The Commission's decision to create a Digital Single Market (to remove virtual borders, boost digital connectivity, and make it easier for consumers to access cross-border online content) is therefore a welcome move. But what does it mean for SMEs in practice? How will this affect their day-to-day running? And, given the lessons learnt from previous rapid changes, how do we make an "inclusive" success of the Digital Single Market?
In hearings that the EESC held in a few countries (Belgium, Germany, Portugal and Romania) selected in respect of the 2019 Digital Economy and Society Index (DESI), it noted that many European SMEs, in particular micro- and small enterprises (93% of businesses in Europe) have been slow to adopt digital solutions. Those that have taken the plunge told the EESC that they faced a number of barriers hampering their operations.
- recommends that every effort be made to remove the main barrier, which is the lack of comprehensive high-quality broadband coverage across Europe.
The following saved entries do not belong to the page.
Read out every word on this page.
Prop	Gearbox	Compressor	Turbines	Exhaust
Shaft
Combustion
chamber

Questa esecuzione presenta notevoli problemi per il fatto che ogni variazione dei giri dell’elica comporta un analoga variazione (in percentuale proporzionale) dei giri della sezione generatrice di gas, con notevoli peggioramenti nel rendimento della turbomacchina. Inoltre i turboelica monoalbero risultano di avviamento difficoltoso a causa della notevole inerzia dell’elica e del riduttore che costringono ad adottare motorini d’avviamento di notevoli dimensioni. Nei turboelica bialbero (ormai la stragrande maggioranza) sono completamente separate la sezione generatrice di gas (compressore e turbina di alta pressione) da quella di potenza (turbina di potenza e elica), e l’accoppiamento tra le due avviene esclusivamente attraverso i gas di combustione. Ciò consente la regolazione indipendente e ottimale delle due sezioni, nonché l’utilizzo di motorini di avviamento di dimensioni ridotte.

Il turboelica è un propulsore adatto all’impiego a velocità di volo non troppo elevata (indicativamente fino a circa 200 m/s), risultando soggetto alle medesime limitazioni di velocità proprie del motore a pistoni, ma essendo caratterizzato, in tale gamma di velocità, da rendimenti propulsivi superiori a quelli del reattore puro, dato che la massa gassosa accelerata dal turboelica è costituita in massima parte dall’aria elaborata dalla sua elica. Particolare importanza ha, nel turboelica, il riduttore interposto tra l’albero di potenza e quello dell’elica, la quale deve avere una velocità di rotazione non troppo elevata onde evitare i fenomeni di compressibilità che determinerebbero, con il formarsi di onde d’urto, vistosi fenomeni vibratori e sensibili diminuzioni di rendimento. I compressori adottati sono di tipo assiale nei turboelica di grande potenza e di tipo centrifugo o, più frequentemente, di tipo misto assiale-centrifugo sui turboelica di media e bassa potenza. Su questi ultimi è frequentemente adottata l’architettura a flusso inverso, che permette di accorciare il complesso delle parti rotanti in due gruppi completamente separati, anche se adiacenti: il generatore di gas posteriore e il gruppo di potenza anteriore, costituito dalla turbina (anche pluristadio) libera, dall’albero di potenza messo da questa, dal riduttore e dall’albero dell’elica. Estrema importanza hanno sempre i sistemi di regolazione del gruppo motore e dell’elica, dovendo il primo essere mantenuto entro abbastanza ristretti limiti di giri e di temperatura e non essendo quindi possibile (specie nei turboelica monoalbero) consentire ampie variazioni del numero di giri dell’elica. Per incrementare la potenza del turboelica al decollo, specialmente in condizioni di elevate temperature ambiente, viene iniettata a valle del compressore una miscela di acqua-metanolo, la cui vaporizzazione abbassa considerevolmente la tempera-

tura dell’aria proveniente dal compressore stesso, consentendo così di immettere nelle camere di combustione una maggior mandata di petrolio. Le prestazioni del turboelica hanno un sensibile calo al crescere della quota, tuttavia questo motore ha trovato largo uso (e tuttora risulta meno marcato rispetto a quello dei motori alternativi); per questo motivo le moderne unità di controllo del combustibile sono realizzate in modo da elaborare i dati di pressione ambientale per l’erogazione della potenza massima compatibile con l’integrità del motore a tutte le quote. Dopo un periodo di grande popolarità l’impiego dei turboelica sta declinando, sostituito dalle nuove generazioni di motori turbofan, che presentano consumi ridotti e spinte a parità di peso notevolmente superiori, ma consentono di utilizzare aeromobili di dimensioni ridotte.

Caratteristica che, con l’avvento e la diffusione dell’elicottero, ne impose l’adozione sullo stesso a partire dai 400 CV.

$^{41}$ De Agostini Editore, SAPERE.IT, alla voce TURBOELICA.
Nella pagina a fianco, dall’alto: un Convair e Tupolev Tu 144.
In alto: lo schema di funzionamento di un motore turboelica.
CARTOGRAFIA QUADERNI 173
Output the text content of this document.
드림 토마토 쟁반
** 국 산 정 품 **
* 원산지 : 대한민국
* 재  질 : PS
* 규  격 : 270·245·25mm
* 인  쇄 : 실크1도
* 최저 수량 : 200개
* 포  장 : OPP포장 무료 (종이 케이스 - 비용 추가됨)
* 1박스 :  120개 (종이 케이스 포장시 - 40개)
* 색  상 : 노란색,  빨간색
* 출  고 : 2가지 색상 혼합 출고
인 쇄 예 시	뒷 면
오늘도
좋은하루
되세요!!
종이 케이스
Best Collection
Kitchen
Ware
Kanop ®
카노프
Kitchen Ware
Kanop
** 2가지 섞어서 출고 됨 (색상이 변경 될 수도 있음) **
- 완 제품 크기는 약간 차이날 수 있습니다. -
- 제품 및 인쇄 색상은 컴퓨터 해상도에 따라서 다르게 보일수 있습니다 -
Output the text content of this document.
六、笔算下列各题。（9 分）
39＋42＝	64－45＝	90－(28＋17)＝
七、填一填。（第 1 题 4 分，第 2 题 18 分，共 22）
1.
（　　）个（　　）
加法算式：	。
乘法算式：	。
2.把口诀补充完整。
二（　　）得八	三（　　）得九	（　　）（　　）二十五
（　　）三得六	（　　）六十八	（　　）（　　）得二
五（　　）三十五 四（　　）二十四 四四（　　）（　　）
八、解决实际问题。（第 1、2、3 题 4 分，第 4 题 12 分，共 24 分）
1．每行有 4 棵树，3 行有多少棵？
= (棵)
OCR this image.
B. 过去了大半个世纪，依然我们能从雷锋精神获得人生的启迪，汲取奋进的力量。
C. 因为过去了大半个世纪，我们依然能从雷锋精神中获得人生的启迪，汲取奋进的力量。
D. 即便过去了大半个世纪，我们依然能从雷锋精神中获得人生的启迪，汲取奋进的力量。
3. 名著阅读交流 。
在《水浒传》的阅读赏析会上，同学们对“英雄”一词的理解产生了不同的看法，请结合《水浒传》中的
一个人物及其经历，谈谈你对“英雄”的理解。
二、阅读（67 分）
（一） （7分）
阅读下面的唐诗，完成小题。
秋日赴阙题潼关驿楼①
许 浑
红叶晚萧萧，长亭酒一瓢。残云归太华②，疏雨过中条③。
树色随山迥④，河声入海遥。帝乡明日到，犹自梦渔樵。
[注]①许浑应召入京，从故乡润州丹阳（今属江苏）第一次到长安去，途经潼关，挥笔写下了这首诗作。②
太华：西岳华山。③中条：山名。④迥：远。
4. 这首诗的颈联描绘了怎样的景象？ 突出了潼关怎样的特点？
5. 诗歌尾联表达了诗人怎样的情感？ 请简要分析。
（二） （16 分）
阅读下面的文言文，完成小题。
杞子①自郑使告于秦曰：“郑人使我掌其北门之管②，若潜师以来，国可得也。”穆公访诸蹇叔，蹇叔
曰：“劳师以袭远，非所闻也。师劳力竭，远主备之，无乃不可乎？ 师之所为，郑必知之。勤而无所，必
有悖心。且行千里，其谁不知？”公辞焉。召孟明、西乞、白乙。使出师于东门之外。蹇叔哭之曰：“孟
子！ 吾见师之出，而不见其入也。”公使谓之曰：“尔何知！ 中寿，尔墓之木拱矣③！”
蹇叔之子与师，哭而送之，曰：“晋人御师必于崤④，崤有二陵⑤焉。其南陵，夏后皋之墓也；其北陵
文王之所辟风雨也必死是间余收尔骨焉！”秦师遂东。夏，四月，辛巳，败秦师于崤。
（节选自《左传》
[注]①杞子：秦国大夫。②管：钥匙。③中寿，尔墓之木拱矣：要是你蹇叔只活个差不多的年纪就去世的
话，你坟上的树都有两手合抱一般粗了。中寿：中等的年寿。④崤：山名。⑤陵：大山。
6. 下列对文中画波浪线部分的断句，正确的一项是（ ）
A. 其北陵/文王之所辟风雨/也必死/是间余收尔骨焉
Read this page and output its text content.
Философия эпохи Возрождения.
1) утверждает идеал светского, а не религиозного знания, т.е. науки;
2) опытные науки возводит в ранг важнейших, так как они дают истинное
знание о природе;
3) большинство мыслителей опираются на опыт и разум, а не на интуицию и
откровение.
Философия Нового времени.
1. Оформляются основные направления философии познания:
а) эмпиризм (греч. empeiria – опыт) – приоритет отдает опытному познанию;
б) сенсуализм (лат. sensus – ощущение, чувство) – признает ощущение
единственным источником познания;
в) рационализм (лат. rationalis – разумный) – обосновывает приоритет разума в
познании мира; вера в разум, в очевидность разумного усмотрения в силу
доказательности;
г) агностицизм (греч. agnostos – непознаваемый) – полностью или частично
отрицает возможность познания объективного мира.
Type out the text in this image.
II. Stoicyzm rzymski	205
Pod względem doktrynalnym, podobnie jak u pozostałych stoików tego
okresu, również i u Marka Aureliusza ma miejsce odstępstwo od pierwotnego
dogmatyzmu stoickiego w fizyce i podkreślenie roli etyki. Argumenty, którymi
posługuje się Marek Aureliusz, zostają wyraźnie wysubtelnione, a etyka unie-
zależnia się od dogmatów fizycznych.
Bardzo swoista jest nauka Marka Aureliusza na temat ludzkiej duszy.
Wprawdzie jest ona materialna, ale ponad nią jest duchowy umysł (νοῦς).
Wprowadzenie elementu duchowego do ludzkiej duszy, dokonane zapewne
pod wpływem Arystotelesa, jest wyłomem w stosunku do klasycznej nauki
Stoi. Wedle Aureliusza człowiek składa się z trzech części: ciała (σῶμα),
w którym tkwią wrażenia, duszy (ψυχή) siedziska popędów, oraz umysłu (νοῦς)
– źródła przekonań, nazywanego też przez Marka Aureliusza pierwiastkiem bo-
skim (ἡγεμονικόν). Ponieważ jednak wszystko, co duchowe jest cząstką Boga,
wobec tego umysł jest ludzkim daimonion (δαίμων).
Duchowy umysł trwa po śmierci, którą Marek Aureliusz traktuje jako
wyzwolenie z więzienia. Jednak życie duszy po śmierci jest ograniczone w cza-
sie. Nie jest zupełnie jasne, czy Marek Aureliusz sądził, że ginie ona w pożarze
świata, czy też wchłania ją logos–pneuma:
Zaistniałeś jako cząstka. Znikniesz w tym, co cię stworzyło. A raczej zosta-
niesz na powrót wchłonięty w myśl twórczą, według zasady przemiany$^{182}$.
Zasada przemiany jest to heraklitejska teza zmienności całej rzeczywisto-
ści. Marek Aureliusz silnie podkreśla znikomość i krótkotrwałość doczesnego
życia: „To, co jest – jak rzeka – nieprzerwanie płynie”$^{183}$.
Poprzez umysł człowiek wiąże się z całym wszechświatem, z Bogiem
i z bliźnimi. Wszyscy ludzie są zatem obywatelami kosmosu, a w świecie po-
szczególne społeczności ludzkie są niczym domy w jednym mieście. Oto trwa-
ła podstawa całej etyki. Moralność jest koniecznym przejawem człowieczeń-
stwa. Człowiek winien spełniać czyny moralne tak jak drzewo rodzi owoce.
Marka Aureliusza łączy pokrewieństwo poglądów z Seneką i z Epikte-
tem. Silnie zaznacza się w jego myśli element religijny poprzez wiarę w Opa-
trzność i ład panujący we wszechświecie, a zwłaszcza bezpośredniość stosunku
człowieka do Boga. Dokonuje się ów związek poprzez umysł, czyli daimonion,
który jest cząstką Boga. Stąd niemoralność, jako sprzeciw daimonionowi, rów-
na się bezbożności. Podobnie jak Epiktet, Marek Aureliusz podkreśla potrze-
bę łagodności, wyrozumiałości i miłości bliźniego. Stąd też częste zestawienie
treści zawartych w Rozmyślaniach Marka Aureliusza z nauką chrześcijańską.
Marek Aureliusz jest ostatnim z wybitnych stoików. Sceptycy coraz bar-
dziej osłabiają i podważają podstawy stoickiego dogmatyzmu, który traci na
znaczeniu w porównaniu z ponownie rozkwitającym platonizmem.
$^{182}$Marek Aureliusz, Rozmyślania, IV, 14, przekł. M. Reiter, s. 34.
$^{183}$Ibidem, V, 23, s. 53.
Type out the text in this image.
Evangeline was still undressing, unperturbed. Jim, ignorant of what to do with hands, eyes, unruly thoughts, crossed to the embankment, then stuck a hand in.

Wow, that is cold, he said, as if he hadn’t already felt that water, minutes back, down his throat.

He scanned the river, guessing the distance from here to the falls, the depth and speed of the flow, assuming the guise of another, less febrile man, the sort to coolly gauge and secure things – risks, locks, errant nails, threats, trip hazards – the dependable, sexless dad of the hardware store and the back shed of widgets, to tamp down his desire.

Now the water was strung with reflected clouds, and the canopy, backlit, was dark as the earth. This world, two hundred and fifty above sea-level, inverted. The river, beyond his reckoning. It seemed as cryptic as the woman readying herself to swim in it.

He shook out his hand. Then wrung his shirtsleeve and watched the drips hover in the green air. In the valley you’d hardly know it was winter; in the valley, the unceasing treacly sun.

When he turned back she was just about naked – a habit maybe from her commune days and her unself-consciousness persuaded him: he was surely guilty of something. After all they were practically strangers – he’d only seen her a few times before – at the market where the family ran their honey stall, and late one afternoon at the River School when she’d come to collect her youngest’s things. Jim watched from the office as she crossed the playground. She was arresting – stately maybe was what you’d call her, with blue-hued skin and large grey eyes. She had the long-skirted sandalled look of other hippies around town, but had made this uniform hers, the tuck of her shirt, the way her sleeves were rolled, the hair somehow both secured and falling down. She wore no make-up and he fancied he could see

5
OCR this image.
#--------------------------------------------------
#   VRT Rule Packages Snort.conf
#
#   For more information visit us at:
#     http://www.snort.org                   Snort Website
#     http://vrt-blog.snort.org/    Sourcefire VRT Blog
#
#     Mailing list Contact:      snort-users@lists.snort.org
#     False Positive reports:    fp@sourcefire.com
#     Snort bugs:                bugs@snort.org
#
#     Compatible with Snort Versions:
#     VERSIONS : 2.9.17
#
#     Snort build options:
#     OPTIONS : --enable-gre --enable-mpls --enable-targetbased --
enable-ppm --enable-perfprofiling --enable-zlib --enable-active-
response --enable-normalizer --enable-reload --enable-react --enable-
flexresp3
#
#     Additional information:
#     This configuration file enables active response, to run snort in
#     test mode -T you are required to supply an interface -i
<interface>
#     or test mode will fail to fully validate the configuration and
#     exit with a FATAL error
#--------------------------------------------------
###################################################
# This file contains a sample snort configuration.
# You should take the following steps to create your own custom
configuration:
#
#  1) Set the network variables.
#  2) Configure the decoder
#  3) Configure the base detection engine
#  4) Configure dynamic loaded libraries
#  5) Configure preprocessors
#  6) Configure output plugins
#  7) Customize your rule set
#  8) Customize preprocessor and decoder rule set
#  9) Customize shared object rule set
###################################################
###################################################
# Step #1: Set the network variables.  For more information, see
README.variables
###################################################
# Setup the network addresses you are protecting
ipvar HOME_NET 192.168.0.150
- proposes that schools offer compulsory courses in digital technologies and that SMEs be able to access training in these tools. In addition, appropriate and affordable continuing training for the self-employed, SME managers and their employees needs to be further supported and promoted.
- calls for tax harmonisation in this field, as ensuring fair competition between SMEs and large companies is essential for the proper functioning of the internal market.
- considers that SMEs' access to financing is a priority in order to support the investments that these businesses make to adapt to the digital transformation of society, trade and consumption patterns and to the internationalisation of trade.